# PySpark: Zero to Hero
## Module 31: Data Skipping and Z-Ordering

In the previous module, we learned about **Partitioning** to skip huge chunks of data (directories). However, partitioning has a limitation: it works best for low-cardinality columns (like Country, Date). 

**What if we need to filter by a High-Cardinality column (e.g., UserID, OrderID, Timestamp)?**
Creating millions of partitions (folders) for each OrderID is known as the **Small File Problem** and will crash the system.

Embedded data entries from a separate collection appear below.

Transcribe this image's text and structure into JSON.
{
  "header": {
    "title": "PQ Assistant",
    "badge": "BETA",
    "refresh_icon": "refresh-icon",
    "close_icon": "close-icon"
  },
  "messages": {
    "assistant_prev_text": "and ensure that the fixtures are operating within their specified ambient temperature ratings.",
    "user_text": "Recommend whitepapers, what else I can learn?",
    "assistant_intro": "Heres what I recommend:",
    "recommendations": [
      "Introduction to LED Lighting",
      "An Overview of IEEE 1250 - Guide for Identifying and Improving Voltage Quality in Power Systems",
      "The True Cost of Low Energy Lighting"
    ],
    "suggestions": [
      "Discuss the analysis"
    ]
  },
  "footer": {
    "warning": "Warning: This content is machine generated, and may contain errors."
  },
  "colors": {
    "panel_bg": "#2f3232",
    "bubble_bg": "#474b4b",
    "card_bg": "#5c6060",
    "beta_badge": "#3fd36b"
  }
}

**The Solution: Z-Ordering (Data Skipping)**
Z-Ordering is a technique to co-locate related information in the same set of files. Delta Lake automatically collects statistics (min/max values) for the Z-Ordered columns, allowing the engine to skip individual files within a partition that do not contain the data.

### Agenda:
1.  **Partitioning vs. Z-Ordering:** When to use which.
2.  **Setup:** Generate synthetic sales data.
3.  **The Problem:** Scanning files for high-cardinality lookups.
4.  **The Solution:** Applying `OPTIMIZE ... ZORDER BY`.
5.  **Converting Parquet to Delta:** Using `convertToDelta`.

In [None]:
from pyspark.sql import SparkSession
from pyspark.sql.functions import col, rand, lit
from delta.tables import *
import shutil

# Setup Spark with Delta Lake
builder = SparkSession.builder \
    .appName("Delta_Optimization_Demo") \
    .master("local[*]") \
    .config("spark.sql.extensions", "io.delta.sql.DeltaSparkSessionExtension") \
    .config("spark.sql.catalog.spark_catalog", "org.apache.spark.sql.delta.catalog.DeltaCatalog") \
    .config("spark.jars.packages", "io.delta:delta-core_2.12:2.4.0") 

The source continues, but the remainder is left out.